P31 Wannabe

Buzz, Buzz, Buzz February 14, 2011

Filed under: Life — Lacey @ 8:02 pm

We have embarked on another interesting adventure today. This time it has nothing to do with homemade flip flops, truck campers or toilet drains. We have begun the adventure of bee keeping…


A couple of days ago, Seth was clearing out some of the pepper tree branches he had cut down when he got stung by a bee and noticed some bees swarming. He found out that they seemed to be living inside an old cooler than the previous house owner had left. See, there is a small pile of random trash and containers that the old owners left beside the garage. It has been covered by tall grass and “protected” by an overgrown pepper tree. So, Seth has been trying to slowly clear it all out. Anyways…


Yesterday, I noticed that the bees kept going in and out of the drain hole of the cooler. I figured we’d have to find someway to shoot in bee killer or some such craziness. But then it dawned on me this morning, what if there’s really an actual hive inside with actual honey? I figured, yeah right, but it wouldn’t hurt to find out.

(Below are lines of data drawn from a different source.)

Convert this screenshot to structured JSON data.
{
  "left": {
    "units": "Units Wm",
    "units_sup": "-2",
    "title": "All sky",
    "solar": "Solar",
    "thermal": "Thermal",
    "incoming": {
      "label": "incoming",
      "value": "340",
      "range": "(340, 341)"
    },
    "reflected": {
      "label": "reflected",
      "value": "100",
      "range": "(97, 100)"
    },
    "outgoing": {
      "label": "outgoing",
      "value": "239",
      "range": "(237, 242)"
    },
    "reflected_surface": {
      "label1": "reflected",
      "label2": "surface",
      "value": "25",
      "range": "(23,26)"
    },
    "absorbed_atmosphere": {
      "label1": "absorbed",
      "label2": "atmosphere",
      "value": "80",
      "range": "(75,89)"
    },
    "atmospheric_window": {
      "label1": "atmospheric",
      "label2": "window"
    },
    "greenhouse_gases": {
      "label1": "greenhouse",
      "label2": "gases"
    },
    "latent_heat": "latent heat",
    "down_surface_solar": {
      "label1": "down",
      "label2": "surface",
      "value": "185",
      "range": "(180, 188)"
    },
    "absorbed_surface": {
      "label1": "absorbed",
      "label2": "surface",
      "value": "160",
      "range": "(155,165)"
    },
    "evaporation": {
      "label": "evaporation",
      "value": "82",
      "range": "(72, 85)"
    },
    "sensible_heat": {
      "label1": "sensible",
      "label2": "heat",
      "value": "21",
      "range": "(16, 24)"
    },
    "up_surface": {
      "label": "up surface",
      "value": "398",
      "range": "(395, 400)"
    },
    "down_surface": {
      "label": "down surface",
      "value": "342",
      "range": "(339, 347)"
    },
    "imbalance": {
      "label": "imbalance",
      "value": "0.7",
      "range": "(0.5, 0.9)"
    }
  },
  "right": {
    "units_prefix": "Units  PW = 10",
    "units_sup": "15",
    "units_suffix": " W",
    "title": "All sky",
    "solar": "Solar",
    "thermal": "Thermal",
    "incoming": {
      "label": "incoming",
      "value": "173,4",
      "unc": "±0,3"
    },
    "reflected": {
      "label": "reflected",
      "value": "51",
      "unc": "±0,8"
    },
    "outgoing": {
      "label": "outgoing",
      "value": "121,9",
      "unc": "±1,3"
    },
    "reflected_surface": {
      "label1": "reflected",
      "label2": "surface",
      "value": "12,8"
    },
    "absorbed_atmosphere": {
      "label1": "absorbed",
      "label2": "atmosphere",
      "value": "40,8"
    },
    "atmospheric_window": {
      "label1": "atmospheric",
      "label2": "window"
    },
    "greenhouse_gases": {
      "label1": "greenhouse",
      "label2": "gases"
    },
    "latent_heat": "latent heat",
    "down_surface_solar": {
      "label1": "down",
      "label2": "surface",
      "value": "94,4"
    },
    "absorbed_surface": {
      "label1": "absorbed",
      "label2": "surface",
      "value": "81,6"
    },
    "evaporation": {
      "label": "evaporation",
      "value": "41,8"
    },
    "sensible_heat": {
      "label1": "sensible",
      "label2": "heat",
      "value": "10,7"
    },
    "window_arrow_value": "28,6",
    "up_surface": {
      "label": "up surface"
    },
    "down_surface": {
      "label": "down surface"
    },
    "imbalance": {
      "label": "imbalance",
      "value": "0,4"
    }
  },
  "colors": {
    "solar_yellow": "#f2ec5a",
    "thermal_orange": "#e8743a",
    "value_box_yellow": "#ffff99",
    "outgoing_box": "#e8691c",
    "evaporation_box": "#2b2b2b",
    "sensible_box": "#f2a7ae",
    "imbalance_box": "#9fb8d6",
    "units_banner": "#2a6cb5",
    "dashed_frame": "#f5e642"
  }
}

I mentioned my curiosity to Seth and of course, that got him spurred on to find out. He took a REALLY long board and attempted to pry open the cooler lid (thankfully its still on a strap so that it doesn’t come completely off…that would make things even more complicated). He finally got it open and of course out comes all the bees! But we still couldn’t see in because it was facing the fence and the bees were swarming too much to get to the other side. Then it dawned on me that it was facing the garage which has a screen storm door on one side. So I ran inside and look what I saw:


We went from discussing how to get rid of the bees to researching how to harvest honey and bee keeping. At first I was totally against the idea just thinking of Haddie and the youth group kids getting attacked by bees. It was interesting reading the different articles online though.


I left to run some errands and then I got a picture text from Seth. He had managed (sting free!) to get one of the big honeycombs out and it actually had honey in it! I began to become more intrigued by the idea of keeping the cooler hive.


When I came home, he had moved the cooler to the back corner of the fenced yard and had managed to get some honey out of it. I tasted it and its actually pretty good. I wish I liked tea…because that seems to be what you’re supposed to use honey for.


A friend told me that the honeycomb is actually edible too. So I looked it up online. Apparently, some people just chew the honeycomb until all the honey is gone (kinda like gum) and then spit it out. Some people eat it entirely and others even make sandwiches out of the honeycomb. Personally, that’s a bit far for me! Honestly, I wouldn’t even chew it.


So then, that lead me to wonder what else you can use the honeycomb for.


Here’s a list of uses I found:
Accordians
Archery Wax
Balms
Bagpipes
Baking
Basketry
Batik
Blacksmithing
Bronze Preservation
Bullet lube
Bullet casting
Candles
Candy making
Chocolate
Copper sinks
Cosmetics
Cracked Hooves
Crayons
Dental Floss
Dreadlocks
Ear Candling
Ear plugs
Ironing Wax
Jewelry
Glass Etching
Grafting
Modeling Clay
Lipsticks
Moustache Wax
Wood Finish
Oil Spill Control
Painting Restoration
Parachutes (WWII)
Polishes
Pool Tables
Plucking
Pysanky
Reed making
Sewing
Soapmaking
Waterproofing
Wire pulling
Whipmaking


Who knew there were so many uses for beeswax?


While I don’t plan on using it on my bagpipes or archery bows, I did think a few of the uses sounded interesting. Reading this list and their descriptions made me kinda excited to experiment with the honeycomb and beeswax. So I researched more about how to making crayons and candles. I’ve also tried to find good websites about how to make jewelry out of honeycombs. But haven’t really found anything useful yet.


We already tried to make a candle…it looks rather gross. I guess we need to strain out more of the junk and that the wax is less than we expected the two big things of honeycomb would make.


From what I’ve read now, bees only make 1 lb of wax for every 100 lbs of honey! Craziness. I figured it would be the opposite.


I also thought that using batik to decorate eggs sounded really cool. Don’t know if I would have the patience to do it though. You use melted beeswax to draw a pattern on the eggs. Then you dye the eggs different colors. The wax keeps the dye off of the drawn pattern. After you have dyed the eggs with the color pattern you want, you melt the wax off. Here are some really pretty examples:














We’ve ended up with a pretty good amount of honey from the two honeycombs that Seth harvested. We’re curious to see how fast these bees reproduce their honeycombs. Maybe Seth’s found a new side business to pursue. haha.

Here’s a few other pictures of the endeavor.


























































I’ll probably upload a few more later if they will download off of my phone.

And like I said before, our life seems to never be dull. And this house continues to surprise us with new adventures all the time!